Mas a cada nuvem negra vem um forro de prata. Quando Ising e Harman foram embora, a Warner Bros. contratou e promoveu três novos diretores – Tex Avery, Friz Freleng e Bob Clampett – para trabalhar com os animadores no estúdio Schlesinger. Os três fizeram sua estréia em 1935 com ” I Don’t Got a Hat “, com a primeira aparição de Porky Pig e Beans the Cat . Outros personagens icônicos logo se seguiram, incluindo Daffy Duck (1937), Elmer Fudd (1940) e seu personagem mais popular até hoje: Pernalonga (Bugs Bunny)(1940).

E antes que Schlesinger vendesse seu interesse em Looney Tunes para a Warner Bros em 1944, ele transformou a cor na produção em 1942, aumentando ainda mais a popularidade da série e adicionando o último componente essencial aos desenhos animados. Nesse ponto, Looney Tunes da Warner Bros era a série de comédia de animação mais popular da época, no topo do que seria mais tarde reconhecido como a Era de Ouro da Animação Americana entre 1944-1964. Nesse momento, o futuro da Warner Bros. Animation era brilhante.

Nas décadas seguintes, Looney Tunes continuou seu sucesso, consolidando-se como um dos desenhos mais populares não apenas na América, mas no mundo. E com esse sucesso vieram spinoffs e filmes, começando em 1990 com a Tiny Toon Adventures e continuando até agora. A maioria dos spinoffs foi bem-sucedida em vários graus e, para alguns espectadores mais jovens, eles se tornaram os Looney Tunes de fato , como Space Jam , o clássico filme cult de 1996, onde Micheal Jordan se une a personagens como Pernalonga (Bugs), Patolino (Daffy Duck), Frajola (Sylvester) o gato e Piu-Piu (Tweety Bird) para derrotar alienígenas invasores em um jogo de basquete. Mas quanto mais spinoffs e reinicializações forem lançadas pela Warner Bros, mais se tornará óbvio que a série teve uma crise de identidade.

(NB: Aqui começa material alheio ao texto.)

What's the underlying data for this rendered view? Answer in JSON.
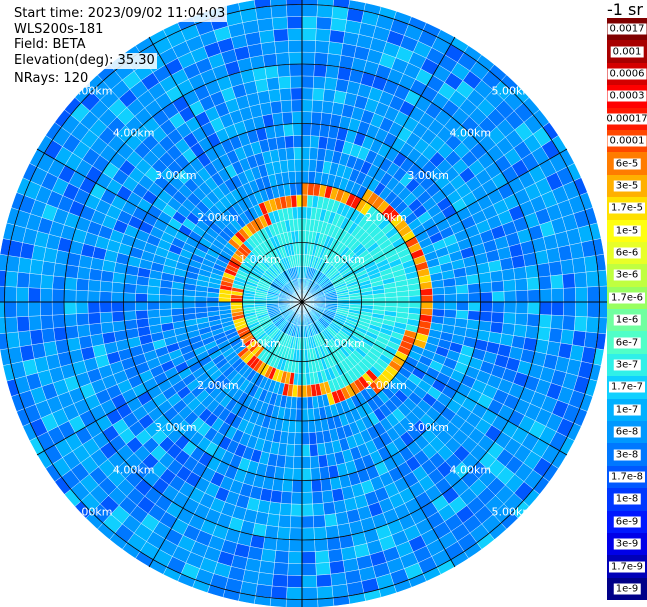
{
  "header": {
    "start_time": "Start time: 2023/09/02 11:04:03",
    "instrument": "WLS200s-181",
    "field": "Field: BETA",
    "elevation": "Elevation(deg): 35.30",
    "nrays": "NRays: 120"
  },
  "chart_data": {
    "type": "polar-ppi",
    "field": "BETA",
    "units_label": "-1 sr",
    "n_rays": 120,
    "elevation_deg": 35.3,
    "range_rings_km": [
      1,
      2,
      3,
      4,
      5
    ],
    "ring_labels": [
      "1.00km",
      "2.00km",
      "3.00km",
      "4.00km",
      "5.00km"
    ],
    "spoke_count": 12,
    "colorbar_levels": [
      "0.0017",
      "0.001",
      "0.0006",
      "0.0003",
      "0.00017",
      "0.0001",
      "6e-5",
      "3e-5",
      "1.7e-5",
      "1e-5",
      "6e-6",
      "3e-6",
      "1.7e-6",
      "1e-6",
      "6e-7",
      "3e-7",
      "1.7e-7",
      "1e-7",
      "6e-8",
      "3e-8",
      "1.7e-8",
      "1e-8",
      "6e-9",
      "3e-9",
      "1.7e-9",
      "1e-9"
    ],
    "colorbar_colors": [
      "#800000",
      "#a80000",
      "#d40000",
      "#ff0000",
      "#ff1800",
      "#ff4800",
      "#ff7c00",
      "#ffb000",
      "#ffe000",
      "#ffff10",
      "#e8ff28",
      "#c0ff40",
      "#98ff60",
      "#70ffa0",
      "#50ffc8",
      "#30f0e8",
      "#10d0ff",
      "#00b0ff",
      "#0098ff",
      "#0078ff",
      "#0058ff",
      "#0038ff",
      "#0018ff",
      "#0000e8",
      "#0000b8",
      "#000088"
    ]
  }
}
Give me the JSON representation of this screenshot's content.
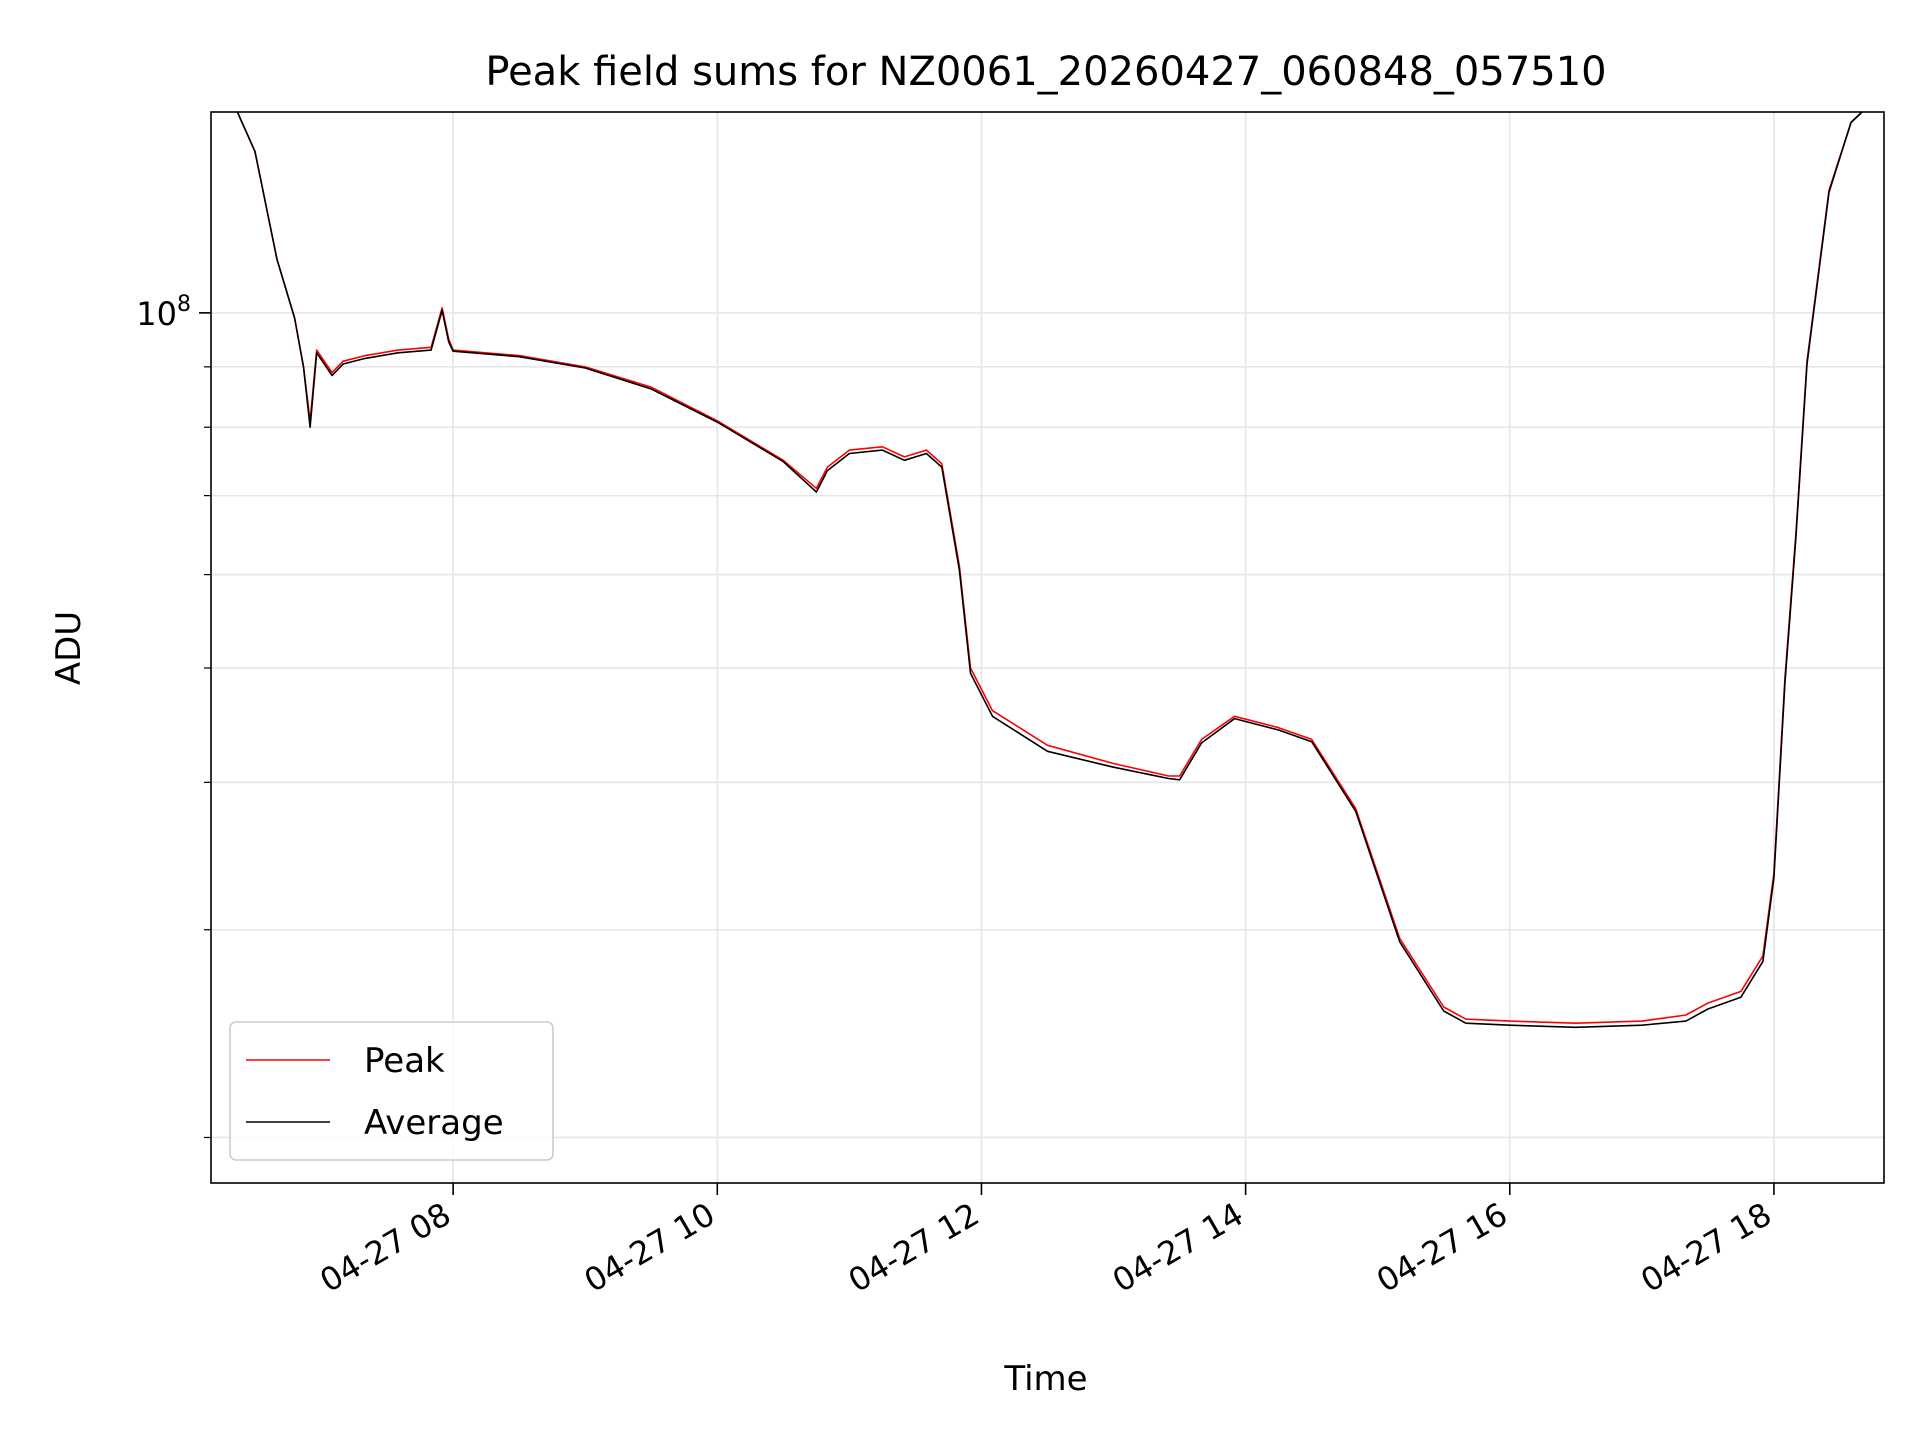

Imagem: Warner Bros. Animação
Imagem: Warner Bros. Animação

Cada spinoff tentou algo diferente para atrair a sua base de fãs e os recém-chegados, e cada um deles não conseguiu cumprir plenamente a glória da série original, durando apenas alguns anos antes do cancelamento. Um exemplo recente: The Looney Tunes Show (2011-2014), que tentou reiniciar a série em uma comédia semelhante a Seinfield , Friends e Fraiser . Tornou-se claro ao longo do tempo que a série Looney Tunes estava aproveitando os detalhes da antiga glória, particularmente a nostalgia dos personagens icônicos que se tornaram profundamente enraizados nas memórias dos fãs. Os fortes storyboards e narrativas que teriam feito a série se sustentar por conta própria não estavam lá.

O que nos leva de volta ao motivo pelo qual os novos Looney Tunes Cartoons são ótimos: são simples. Em vez de tentar reinventar os personagens famosos, ou se aventurar em diferentes gêneros, Browngardt e sua equipe criativa levam fãs e novatos de volta aos bons e velhos tempos da animação Looney Tunes , enquanto ainda se adaptam às mudanças sociais. Os episódios são curtos. Eles apresentam caracteres favoritos dos fãs em gráficos que podem ser descritos em uma única frase. Eles vêm com a introdução clássica e a animação final que acompanharam a série original. E, como na série original, Looney Tunes Cartoonssão imbuídos de um elemento atemporal que estava faltando nos inúmeros spinoffs e reinicializações: uma energia maníaca que contribui para gags rápidos e reversões mais rápidas. As piadas visuais infinitamente rápidas e perspicazes são o que fará com que os fãs e os novatos voltem, estejam eles sintonizando a imprevisibilidade da violência boba e inofensiva dos desenhos animados ou a catarse que ela pode proporcionar.